LATITUDES

En couple au bordel

Les prostituées doivent répondre à des demandes de plus en plus crues, souvent inspirées par l’industrie pornographique. Le triolisme fait également recette. Témoignages de professionnelles du secteur.

«Depuis cinq ans, les clients qui exigent une fellation veulent du naturel, c’est-à-dire sans préservatif, et pouvoir aller jusqu’au bout: une fellation complète avec éjaculation dans la bouche ou sur le corps de la fille.» Lisa, patronne du Venusia, le plus grand salon érotique de Genève, n’a cessé de voir les demandes de ses clients évoluer: «Lorsque j’ai commencé il y a près de vingt ans, les caresses buccales n’étaient qu’un simple préliminaire avant l’acte sexuel. Désormais, aller jusqu’à l’éjaculation obnubile les hommes. Je pense que c’est l’influence des films pornos, dans lesquels cette pratique est systématique, qui les pousse à fantasmer là-dessus.»
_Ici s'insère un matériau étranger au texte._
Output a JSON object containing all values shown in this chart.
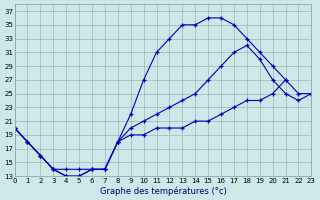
{
  "bg_color": "#cce8e8",
  "grid_color": "#99bbbb",
  "line_color": "#0000bb",
  "xlabel": "Graphe des températures (°c)",
  "ylim": [
    13,
    38
  ],
  "xlim": [
    0,
    23
  ],
  "yticks": [
    13,
    15,
    17,
    19,
    21,
    23,
    25,
    27,
    29,
    31,
    33,
    35,
    37
  ],
  "xticks": [
    0,
    1,
    2,
    3,
    4,
    5,
    6,
    7,
    8,
    9,
    10,
    11,
    12,
    13,
    14,
    15,
    16,
    17,
    18,
    19,
    20,
    21,
    22,
    23
  ],
  "line1_x": [
    0,
    1,
    2,
    3,
    4,
    5,
    6,
    7,
    8,
    9,
    10,
    11,
    12,
    13,
    14,
    15,
    16,
    17,
    18,
    19,
    20,
    21
  ],
  "line1_y": [
    20,
    18,
    16,
    14,
    13,
    13,
    14,
    14,
    18,
    22,
    27,
    31,
    33,
    35,
    35,
    36,
    36,
    35,
    33,
    31,
    29,
    27
  ],
  "line2_x": [
    0,
    1,
    2,
    3,
    4,
    5,
    6,
    7,
    8,
    9,
    10,
    11,
    12,
    13,
    14,
    15,
    16,
    17,
    18,
    19,
    20,
    21,
    22,
    23
  ],
  "line2_y": [
    20,
    18,
    16,
    14,
    13,
    13,
    14,
    14,
    18,
    20,
    21,
    22,
    23,
    24,
    25,
    27,
    29,
    31,
    32,
    30,
    27,
    25,
    24,
    25
  ],
  "line3_x": [
    0,
    1,
    2,
    3,
    4,
    5,
    6,
    7,
    8,
    9,
    10,
    11,
    12,
    13,
    14,
    15,
    16,
    17,
    18,
    19,
    20,
    21,
    22,
    23
  ],
  "line3_y": [
    20,
    18,
    16,
    14,
    14,
    14,
    14,
    14,
    18,
    19,
    19,
    20,
    20,
    20,
    21,
    21,
    22,
    23,
    24,
    24,
    25,
    27,
    25,
    25
  ]
}
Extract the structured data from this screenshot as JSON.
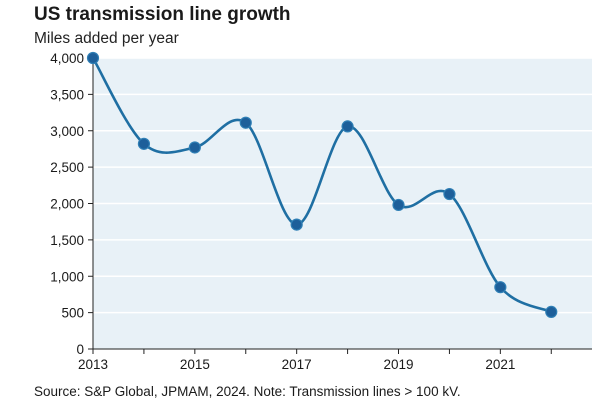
{
  "chart_data": {
    "type": "line",
    "title": "US transmission line growth",
    "subtitle": "Miles added per year",
    "source": "Source: S&P Global, JPMAM, 2024. Note: Transmission lines > 100 kV.",
    "xlabel": "",
    "ylabel": "",
    "x": [
      2013,
      2014,
      2015,
      2016,
      2017,
      2018,
      2019,
      2020,
      2021,
      2022
    ],
    "values": [
      4000,
      2820,
      2770,
      3110,
      1710,
      3060,
      1980,
      2130,
      850,
      510
    ],
    "xlim": [
      2013,
      2022.8
    ],
    "ylim": [
      0,
      4000
    ],
    "x_ticks": [
      "2013",
      "2015",
      "2017",
      "2019",
      "2021"
    ],
    "x_tick_values": [
      2013,
      2015,
      2017,
      2019,
      2021
    ],
    "y_ticks": [
      "0",
      "500",
      "1,000",
      "1,500",
      "2,000",
      "2,500",
      "3,000",
      "3,500",
      "4,000"
    ],
    "y_tick_values": [
      0,
      500,
      1000,
      1500,
      2000,
      2500,
      3000,
      3500,
      4000
    ],
    "grid": "horizontal",
    "colors": {
      "line": "#1f6fa3",
      "marker": "#1d5f9a",
      "plot_bg": "#e8f1f7",
      "grid": "#ffffff",
      "axis": "#222222"
    }
  }
}
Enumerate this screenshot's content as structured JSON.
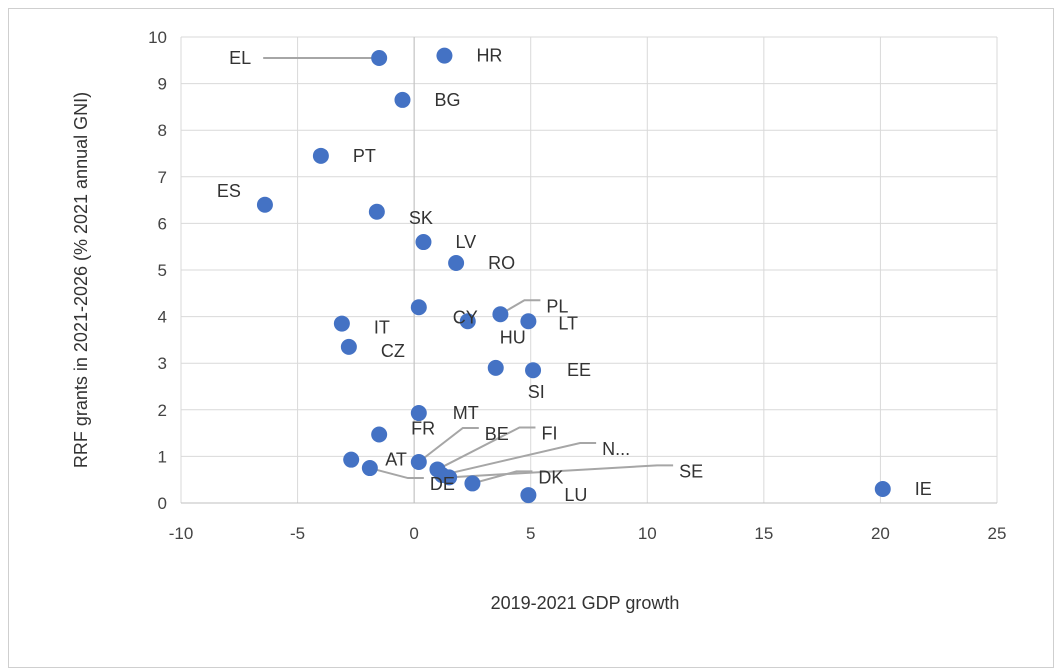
{
  "chart_data": {
    "type": "scatter",
    "xlabel": "2019-2021 GDP growth",
    "ylabel": "RRF grants in 2021-2026 (% 2021 annual GNI)",
    "xlim": [
      -10,
      25
    ],
    "ylim": [
      0,
      10
    ],
    "xticks": [
      "-10",
      "-5",
      "0",
      "5",
      "10",
      "15",
      "20",
      "25"
    ],
    "yticks": [
      "0",
      "1",
      "2",
      "3",
      "4",
      "5",
      "6",
      "7",
      "8",
      "9",
      "10"
    ],
    "grid": true,
    "legend": "none",
    "marker_color": "#4472C4",
    "points": [
      {
        "label": "EL",
        "x": -1.5,
        "y": 9.55
      },
      {
        "label": "HR",
        "x": 1.3,
        "y": 9.6
      },
      {
        "label": "BG",
        "x": -0.5,
        "y": 8.65
      },
      {
        "label": "PT",
        "x": -4.0,
        "y": 7.45
      },
      {
        "label": "ES",
        "x": -6.4,
        "y": 6.4
      },
      {
        "label": "SK",
        "x": -1.6,
        "y": 6.25
      },
      {
        "label": "LV",
        "x": 0.4,
        "y": 5.6
      },
      {
        "label": "RO",
        "x": 1.8,
        "y": 5.15
      },
      {
        "label": "CY",
        "x": 0.2,
        "y": 4.2
      },
      {
        "label": "PL",
        "x": 3.7,
        "y": 4.05
      },
      {
        "label": "LT",
        "x": 4.9,
        "y": 3.9
      },
      {
        "label": "HU",
        "x": 2.3,
        "y": 3.9
      },
      {
        "label": "IT",
        "x": -3.1,
        "y": 3.85
      },
      {
        "label": "CZ",
        "x": -2.8,
        "y": 3.35
      },
      {
        "label": "SI",
        "x": 3.5,
        "y": 2.9
      },
      {
        "label": "EE",
        "x": 5.1,
        "y": 2.85
      },
      {
        "label": "MT",
        "x": 0.2,
        "y": 1.93
      },
      {
        "label": "FR",
        "x": -1.5,
        "y": 1.47
      },
      {
        "label": "BE",
        "x": 0.2,
        "y": 0.88
      },
      {
        "label": "AT",
        "x": -2.7,
        "y": 0.93
      },
      {
        "label": "FI",
        "x": 1.0,
        "y": 0.72
      },
      {
        "label": "N...",
        "x": 1.2,
        "y": 0.6
      },
      {
        "label": "SE",
        "x": 1.5,
        "y": 0.55
      },
      {
        "label": "DE",
        "x": -1.9,
        "y": 0.75
      },
      {
        "label": "DK",
        "x": 2.5,
        "y": 0.42
      },
      {
        "label": "LU",
        "x": 4.9,
        "y": 0.17
      },
      {
        "label": "IE",
        "x": 20.1,
        "y": 0.3
      }
    ]
  }
}
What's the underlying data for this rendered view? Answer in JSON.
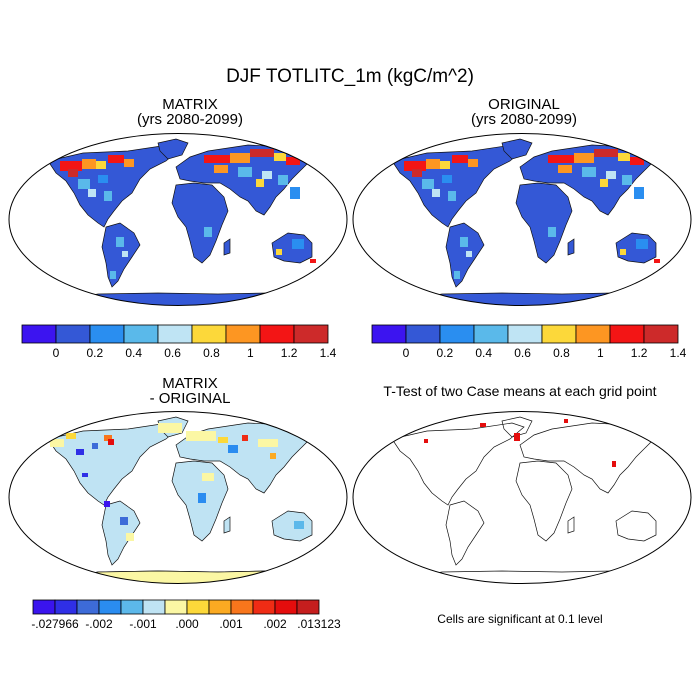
{
  "figure": {
    "title": "DJF TOTLITC_1m (kgC/m^2)",
    "panels": [
      {
        "id": "matrix",
        "title_line1": "MATRIX",
        "title_line2": "(yrs 2080-2099)"
      },
      {
        "id": "original",
        "title_line1": "ORIGINAL",
        "title_line2": "(yrs 2080-2099)"
      },
      {
        "id": "diff",
        "title_line1": "MATRIX",
        "title_line2": "- ORIGINAL"
      },
      {
        "id": "ttest",
        "title_line1": "T-Test of two Case means at each grid point"
      }
    ],
    "note": "Cells are significant at 0.1 level"
  },
  "colorbars": {
    "main": {
      "colors": [
        "#3c14f0",
        "#3458d6",
        "#2a8ef0",
        "#5ab9ea",
        "#bfe4f4",
        "#fcd83a",
        "#fd9622",
        "#f31515",
        "#cd2a2a"
      ],
      "labels": [
        "0",
        "0.2",
        "0.4",
        "0.6",
        "0.8",
        "1",
        "1.2",
        "1.4"
      ]
    },
    "diff": {
      "colors": [
        "#3a14ee",
        "#2f2fe6",
        "#3d6bd8",
        "#2a8cf0",
        "#5cb8ea",
        "#bfe3f3",
        "#fbf7a4",
        "#fcd83a",
        "#fbaa22",
        "#f8761c",
        "#ef2c15",
        "#e40d0d",
        "#c51e1e"
      ],
      "labels": [
        "-.027966",
        "-.002",
        "-.001",
        ".000",
        ".001",
        ".002",
        ".013123"
      ]
    }
  },
  "chart_data": {
    "type": "heatmap",
    "variable": "DJF TOTLITC_1m (kgC/m^2)",
    "period": "yrs 2080-2099",
    "panels": [
      "MATRIX",
      "ORIGINAL",
      "MATRIX - ORIGINAL",
      "T-Test of two Case means at each grid point"
    ],
    "main_levels": [
      0,
      0.2,
      0.4,
      0.6,
      0.8,
      1,
      1.2,
      1.4
    ],
    "diff_levels": [
      -0.027966,
      -0.002,
      -0.001,
      0.0,
      0.001,
      0.002,
      0.013123
    ],
    "significance_level": 0.1
  }
}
Autre changement constaté par Lisa: fellation et sodomie ont pris le relais de la pénétration simple. «A mes débuts, la sodomie était une requête assez rare chez les clients et peu de prostituées acceptaient de la faire. Désormais, c’est l’une des pratiques les plus prisées, que même des filles de 18 ans proposent.» «Il est vrai que la sodomie est vraiment à la mode, confirme Leyla Castaldi, directrice de l’agence Elégance à Genève. Plus les années passent et plus les hommes ont envie d’essayer.»

Malgré ces nouveaux penchants, «les attentes des hommes restent encore assez simples, estime Lisa. Ils ne viennent pas chercher dans notre salon des actes extraordinaires. Le sadomaso, par exemple, est relativement peu sollicité.» Pour Leyla Castaldi, le premier fantasme des hommes demeure le dress code: «Le visuel est très important pour nos clients. Ils souhaitent de très belles filles, très glamours, qui ressemblent à celles qui s’affichent en photo dans les magazines. La lingerie, les bas, les jarretelles et les talons aiguilles sont ainsi très demandés. Certains clients me décrivent dans les moindres détails les vêtements qu’ils désirent voir portés par la fille. Et c’est indispensable de ne pas les décevoir.»

Toujours pour satisfaire leur clientèle, les prostituées se doivent d’accepter aussi le french kiss. «Avant, les filles n’embrassaient pas sur la bouche par principe, explique Daniel, patron de Switzescort à Genève. Aujourd’hui, le baiser avec la langue est désiré par la plupart des clients car cela représente le summum de l’intimité.»

Dans les salons du Venusia, entre 30 et 80 clients défilent chaque jour. Ils ont entre 16 et 90 ans et viennent, pour certains, accomplir l’un de leurs fantasmes: le triolisme. S’il est fréquemment demandé, ce n’est cependant plus seulement par les hommes. «Il y a vingt ans, c’était deux filles pour un client, raconte Lisa. Aujourd’hui, c’est une fille pour un couple de clients. Et de plus en plus souvent. Au début, les femmes nous disent qu’elles font ça pour leur conjoint, pour lui faire plaisir ou lui faire un cadeau. Mais on s’aperçoit souvent que c’est également pour elles, dans la façon avec laquelle elles prennent l’initiative, caressent et finalement accèdent au plaisir.»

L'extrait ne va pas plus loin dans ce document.